1998: sponsored a summer salon in Moscow at the Kapitsa Dacha (country house) that continued work on the Historical Reflections Project and the Memorial Library of Psychological Literature.
1999: co-sponsored the third annual TRAC Benefit Conference with the Global Business Network (GBN), a world-wide organization that specializes in futures research and scenario planning. The program theme was "Futures For Russia." All presentations were filmed for inclusion in the archive of our Historical Reflections Project.
1999: developed a project with Abamedia on its Historical Reflections media project, which includes a TRAC website, film interviews with major contributors to Russian and Russian-American oral histories, and archival research that will eventually become part of the Hoover Institution at Stanford University.
1999: co-sponsored the "Ballet Beyond Borders" project with the Russian Cultural Fund in Moscow. Leading Russian and American dancers of the San Francisco Ballet toured the former Soviet Union, performing in Moscow, Saint Petersburg, Donetsk, Ufa, Kiev, L’viv, Alma Aty, Tallin and Vilnius.

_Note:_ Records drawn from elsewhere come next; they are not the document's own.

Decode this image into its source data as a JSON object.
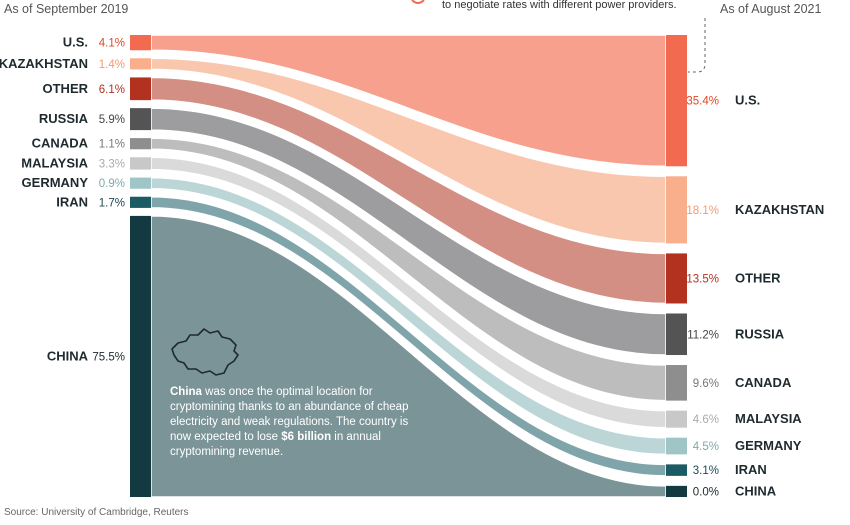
{
  "header": {
    "left_heading": "As of September 2019",
    "right_heading": "As of August 2021",
    "callout_text": "to negotiate rates with different power providers."
  },
  "note": {
    "lead": "China",
    "text_1": " was once the optimal location for cryptomining thanks to an abundance of cheap electricity and weak regulations. The country is now expected to lose ",
    "bold_2": "$6 billion",
    "text_3": " in annual cryptomining revenue."
  },
  "source": "Source: University of Cambridge, Reuters",
  "chart_data": {
    "type": "sankey",
    "left_period": "As of September 2019",
    "right_period": "As of August 2021",
    "unit": "% share of global Bitcoin hashrate",
    "countries": [
      {
        "name": "U.S.",
        "left": 4.1,
        "right": 35.4,
        "color": "#f26a4f",
        "band": "#f7a08d",
        "pct_color_left": "#e0482a",
        "pct_color_right": "#e0482a"
      },
      {
        "name": "KAZAKHSTAN",
        "left": 1.4,
        "right": 18.1,
        "color": "#f9ae8c",
        "band": "#f9c7ae",
        "pct_color_left": "#f39a70",
        "pct_color_right": "#f39a70"
      },
      {
        "name": "OTHER",
        "left": 6.1,
        "right": 13.5,
        "color": "#b3321f",
        "band": "#d48f85",
        "pct_color_left": "#b3321f",
        "pct_color_right": "#b3321f"
      },
      {
        "name": "RUSSIA",
        "left": 5.9,
        "right": 11.2,
        "color": "#545454",
        "band": "#9d9d9f",
        "pct_color_left": "#444444",
        "pct_color_right": "#444444"
      },
      {
        "name": "CANADA",
        "left": 1.1,
        "right": 9.6,
        "color": "#8e8e8e",
        "band": "#bdbdbd",
        "pct_color_left": "#777777",
        "pct_color_right": "#777777"
      },
      {
        "name": "MALAYSIA",
        "left": 3.3,
        "right": 4.6,
        "color": "#c8c8c8",
        "band": "#dadada",
        "pct_color_left": "#aaaaaa",
        "pct_color_right": "#aaaaaa"
      },
      {
        "name": "GERMANY",
        "left": 0.9,
        "right": 4.5,
        "color": "#9fc5c7",
        "band": "#bcd6d8",
        "pct_color_left": "#7fa9ab",
        "pct_color_right": "#7fa9ab"
      },
      {
        "name": "IRAN",
        "left": 1.7,
        "right": 3.1,
        "color": "#1c5b63",
        "band": "#7fa5aa",
        "pct_color_left": "#1c4a52",
        "pct_color_right": "#1c4a52"
      },
      {
        "name": "CHINA",
        "left": 75.5,
        "right": 0.0,
        "color": "#123a40",
        "band": "#7b9498",
        "pct_color_left": "#1f2a2e",
        "pct_color_right": "#1f2a2e"
      }
    ],
    "left_labels": [
      "U.S.",
      "KAZAKHSTAN",
      "OTHER",
      "RUSSIA",
      "CANADA",
      "MALAYSIA",
      "GERMANY",
      "IRAN",
      "CHINA"
    ],
    "left_values_text": [
      "4.1%",
      "1.4%",
      "6.1%",
      "5.9%",
      "1.1%",
      "3.3%",
      "0.9%",
      "1.7%",
      "75.5%"
    ],
    "right_labels": [
      "U.S.",
      "KAZAKHSTAN",
      "OTHER",
      "RUSSIA",
      "CANADA",
      "MALAYSIA",
      "GERMANY",
      "IRAN",
      "CHINA"
    ],
    "right_values_text": [
      "35.4%",
      "18.1%",
      "13.5%",
      "11.2%",
      "9.6%",
      "4.6%",
      "4.5%",
      "3.1%",
      "0.0%"
    ]
  }
}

2000: dedicated the Viatcheslav Loutchkov Library of Psychological Literature on September 19 at Moscow State University. The American Ambassador James Collins, the President of Moscow State University, and other prominent Russian academicians spoke at the event.
2000: organized a lecture by TRAC Board member Mac McQuown at the Academy of the National Economy in Moscow to an important group of Russian Bankers and Investment Specialists.
2000: psychologist and author Gordon Wheeler and Esalen Institute founder and chairman Michael Murphy lectured to students and faculty at the Moscow State University Psychology Department.
2000: helped coordinate the inaugural program to Russia of Students of the World (SOW), a project developed by Duke University students to immerse themselves as curious, eager and open architects of the future.
2001: sponsored a conference in early October, soon after the September 11th disaster, with an interdisciplinary group of Russians, Americans and Central Asians, to promote solidarity between Russia and America, to eliminate terrorism and address Muslim conflicts with the West.
2001: participated in the first phase of an exchange of computer technologists and archivists from Russia, at the University of Texas in Austin, and at the headquarters of Abamedia, in Fort Worth, Texas, the home of the Russian Archives Online (RAO).